Details and patient eligibility

About

This is a Phase 2b open-label extension study to evaluate the long-term safety and efficacy of SPN-817.

Full description

This is a Phase 2b, multicenter, open-label extension, one-year, safety, tolerability, and efficacy study in adults who previously completed an applicable double-blind SPN-817 clinical study. This study will include a double-blind Dose Titration/Bridging Period of 8-10 weeks in which SPN-817 will be titrated to the participant's maximum tolerated dose based on response. Following the Dose Titration/Bridging Period, participants will enter an Open Label Extension (OLE) Period of 42-44 weeks. When participants finish the OLE Period, they will initiate a Tapering Period (up to 4 weeks) followed by an End-of-Tapering Period video contact (VC) after the last dose of study drug.
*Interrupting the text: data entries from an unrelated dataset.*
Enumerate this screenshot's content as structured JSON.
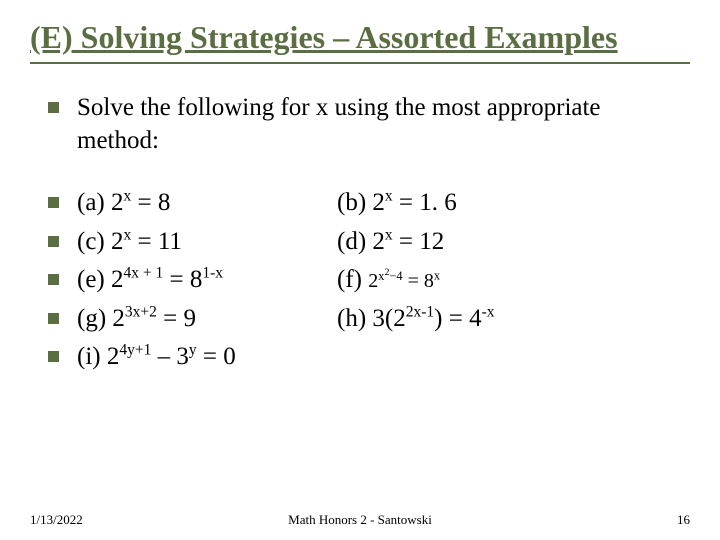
{
  "title": "(E) Solving Strategies – Assorted Examples",
  "intro": "Solve the following for x using the most appropriate method:",
  "rows": [
    {
      "left_label": "(a) ",
      "left_base": "2",
      "left_exp": "x",
      "left_rest": " = 8",
      "right_label": "(b) ",
      "right_base": "2",
      "right_exp": "x",
      "right_rest": " = 1. 6"
    },
    {
      "left_label": "(c) ",
      "left_base": "2",
      "left_exp": "x",
      "left_rest": " = 11",
      "right_label": "(d) ",
      "right_base": "2",
      "right_exp": "x",
      "right_rest": " = 12"
    },
    {
      "left_label": "(e) ",
      "left_base": "2",
      "left_exp": "4x + 1",
      "left_rest_base": "8",
      "left_rest_exp": "1-x",
      "right_label": "(f)  ",
      "right_special": true
    },
    {
      "left_label": "(g) ",
      "left_base": "2",
      "left_exp": "3x+2",
      "left_rest": " = 9",
      "right_label": "(h) 3(",
      "right_base": "2",
      "right_exp": "2x-1",
      "right_rest_base": "4",
      "right_rest_exp": "-x",
      "right_close": ") = "
    },
    {
      "left_label": "(i) ",
      "left_base": "2",
      "left_exp": "4y+1",
      "left_mid": " – ",
      "left_base2": "3",
      "left_exp2": "y",
      "left_rest": " = 0"
    }
  ],
  "footer": {
    "date": "1/13/2022",
    "center": "Math Honors 2 - Santowski",
    "page": "16"
  },
  "colors": {
    "accent": "#5a6e41",
    "text": "#000000",
    "background": "#ffffff"
  }
}
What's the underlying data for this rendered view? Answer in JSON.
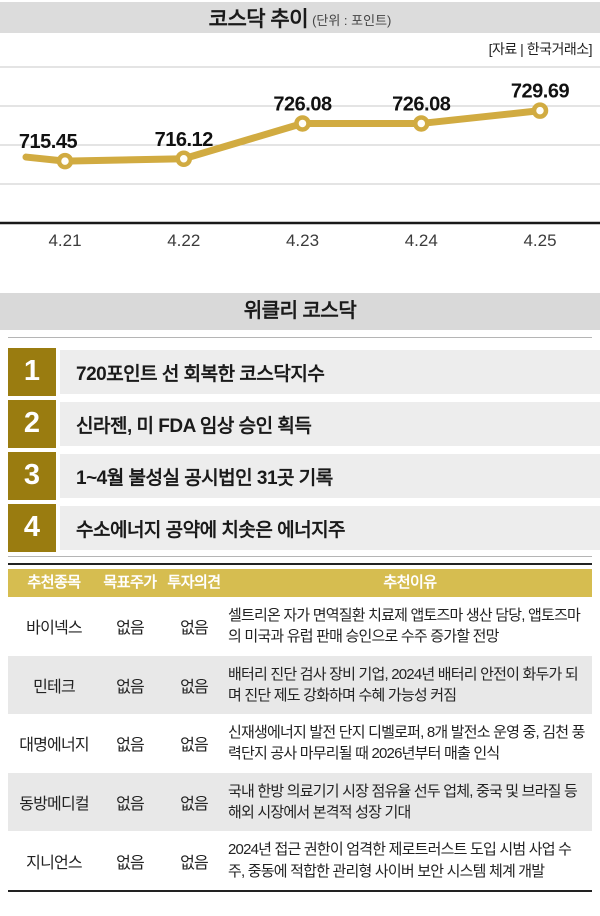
{
  "header": {
    "title": "코스닥 추이",
    "unit": "(단위 : 포인트)",
    "source": "[자료 | 한국거래소]"
  },
  "chart_data": {
    "type": "line",
    "title": "코스닥 추이",
    "unit": "포인트",
    "categories": [
      "4.21",
      "4.22",
      "4.23",
      "4.24",
      "4.25"
    ],
    "values": [
      715.45,
      716.12,
      726.08,
      726.08,
      729.69
    ],
    "labels": [
      "715.45",
      "716.12",
      "726.08",
      "726.08",
      "729.69"
    ],
    "lead_in_value": 716.6,
    "ylim": [
      698,
      742
    ],
    "grid": true,
    "line_color": "#d1ab41",
    "marker": "circle-open",
    "source": "한국거래소"
  },
  "weekly": {
    "title": "위클리 코스닥",
    "items": [
      {
        "num": "1",
        "text": "720포인트 선 회복한 코스닥지수"
      },
      {
        "num": "2",
        "text": "신라젠, 미 FDA 임상 승인 획득"
      },
      {
        "num": "3",
        "text": "1~4월 불성실 공시법인 31곳 기록"
      },
      {
        "num": "4",
        "text": "수소에너지 공약에 치솟은 에너지주"
      }
    ]
  },
  "table": {
    "headers": [
      "추천종목",
      "목표주가",
      "투자의견",
      "추천이유"
    ],
    "rows": [
      {
        "name": "바이넥스",
        "target": "없음",
        "opinion": "없음",
        "reason": "셀트리온 자가 면역질환 치료제 앱토즈마 생산 담당, 앱토즈마의 미국과 유럽 판매 승인으로 수주 증가할 전망"
      },
      {
        "name": "민테크",
        "target": "없음",
        "opinion": "없음",
        "reason": "배터리 진단 검사 장비 기업, 2024년 배터리 안전이 화두가 되며 진단 제도 강화하며 수혜 가능성 커짐"
      },
      {
        "name": "대명에너지",
        "target": "없음",
        "opinion": "없음",
        "reason": "신재생에너지 발전 단지 디벨로퍼, 8개 발전소 운영 중, 김천 풍력단지 공사 마무리될 때 2026년부터 매출 인식"
      },
      {
        "name": "동방메디컬",
        "target": "없음",
        "opinion": "없음",
        "reason": "국내 한방 의료기기 시장 점유율 선두 업체, 중국 및 브라질 등 해외 시장에서 본격적 성장 기대"
      },
      {
        "name": "지니언스",
        "target": "없음",
        "opinion": "없음",
        "reason": "2024년 접근 권한이 엄격한 제로트러스트 도입 시범 사업 수주, 중동에 적합한 관리형 사이버 보안 시스템 체계 개발"
      }
    ]
  },
  "colors": {
    "line_gold": "#d1ab41",
    "badge_gold": "#9a7c10",
    "table_header_gold": "#d6bd50",
    "title_bar_gray": "#dcdcdc",
    "item_row_gray": "#ededed",
    "table_row_gray": "#e8e8e8"
  }
}
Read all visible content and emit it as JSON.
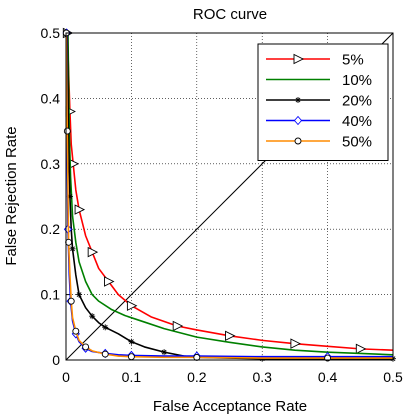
{
  "chart_data": {
    "type": "line",
    "title": "ROC curve",
    "xlabel": "False Acceptance Rate",
    "ylabel": "False Rejection Rate",
    "xlim": [
      0,
      0.5
    ],
    "ylim": [
      0,
      0.5
    ],
    "xticks": [
      "0",
      "0.1",
      "0.2",
      "0.3",
      "0.4",
      "0.5"
    ],
    "yticks": [
      "0",
      "0.1",
      "0.2",
      "0.3",
      "0.4",
      "0.5"
    ],
    "grid": true,
    "legend_position": "top-right",
    "reference_line": {
      "x": [
        0,
        0.5
      ],
      "y": [
        0,
        0.5
      ],
      "color": "#000000"
    },
    "series": [
      {
        "name": "5%",
        "color": "#ff0000",
        "marker": "triangle-right",
        "x": [
          0.002,
          0.004,
          0.006,
          0.008,
          0.011,
          0.015,
          0.02,
          0.03,
          0.04,
          0.05,
          0.065,
          0.08,
          0.1,
          0.13,
          0.17,
          0.2,
          0.25,
          0.3,
          0.35,
          0.4,
          0.45,
          0.5
        ],
        "y": [
          0.5,
          0.44,
          0.38,
          0.33,
          0.3,
          0.26,
          0.23,
          0.19,
          0.165,
          0.14,
          0.12,
          0.1,
          0.083,
          0.066,
          0.052,
          0.046,
          0.037,
          0.03,
          0.025,
          0.021,
          0.017,
          0.015
        ]
      },
      {
        "name": "10%",
        "color": "#008000",
        "marker": "none",
        "x": [
          0.003,
          0.005,
          0.007,
          0.01,
          0.015,
          0.02,
          0.03,
          0.04,
          0.05,
          0.07,
          0.09,
          0.12,
          0.15,
          0.2,
          0.25,
          0.3,
          0.35,
          0.4,
          0.45,
          0.5
        ],
        "y": [
          0.5,
          0.35,
          0.28,
          0.22,
          0.18,
          0.15,
          0.12,
          0.1,
          0.09,
          0.077,
          0.068,
          0.058,
          0.048,
          0.035,
          0.027,
          0.02,
          0.015,
          0.012,
          0.01,
          0.008
        ]
      },
      {
        "name": "20%",
        "color": "#000000",
        "marker": "asterisk",
        "x": [
          0.002,
          0.004,
          0.006,
          0.008,
          0.01,
          0.015,
          0.02,
          0.03,
          0.04,
          0.05,
          0.06,
          0.08,
          0.1,
          0.12,
          0.15,
          0.18,
          0.2,
          0.25,
          0.3,
          0.4,
          0.5
        ],
        "y": [
          0.5,
          0.33,
          0.25,
          0.2,
          0.17,
          0.13,
          0.1,
          0.08,
          0.067,
          0.057,
          0.05,
          0.04,
          0.028,
          0.02,
          0.012,
          0.006,
          0.004,
          0.003,
          0.002,
          0.002,
          0.002
        ]
      },
      {
        "name": "40%",
        "color": "#0000ff",
        "marker": "diamond",
        "x": [
          0.001,
          0.002,
          0.003,
          0.005,
          0.007,
          0.01,
          0.015,
          0.02,
          0.03,
          0.04,
          0.06,
          0.08,
          0.1,
          0.15,
          0.2,
          0.3,
          0.4,
          0.5
        ],
        "y": [
          0.5,
          0.3,
          0.2,
          0.13,
          0.09,
          0.06,
          0.04,
          0.028,
          0.018,
          0.013,
          0.01,
          0.008,
          0.007,
          0.006,
          0.006,
          0.005,
          0.005,
          0.005
        ]
      },
      {
        "name": "50%",
        "color": "#ff8c00",
        "marker": "circle",
        "x": [
          0.0005,
          0.001,
          0.002,
          0.003,
          0.004,
          0.006,
          0.008,
          0.01,
          0.015,
          0.02,
          0.03,
          0.04,
          0.06,
          0.08,
          0.1,
          0.15,
          0.2,
          0.3,
          0.4,
          0.5
        ],
        "y": [
          0.5,
          0.43,
          0.35,
          0.26,
          0.18,
          0.13,
          0.09,
          0.065,
          0.044,
          0.03,
          0.02,
          0.014,
          0.009,
          0.006,
          0.005,
          0.004,
          0.004,
          0.003,
          0.003,
          0.003
        ]
      }
    ]
  }
}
The duration of study treatment before starting the 4-week Tapering Period will be one year (52 weeks).

Enrollment

100 estimated patients

Sex

All

Ages

18+ years old

Volunteers

No Healthy Volunteers

Inclusion criteria

Completed antecedent SPN-817 double-blind study
Taking a stable dosage regimen (maintained during the antecedent study) of at least one antiseizure medication (ASM) and no more than 4 ASMs

Exclusion criteria

Has current nonepileptic events that could be confused by the participant and/or study staff as epileptic seizures
Has any suicidal behavior or suicidal ideation related to Item 4 (active suicidal ideation with some intent to act without specific plan) or Item 5 (active suicidal ideation with specific plan and intent) based on the Columbia-Suicide Severity Rating Scale (C-SSRS) assessments in the antecedent study and at Visit 1 or more than one lifetime suicide attempt.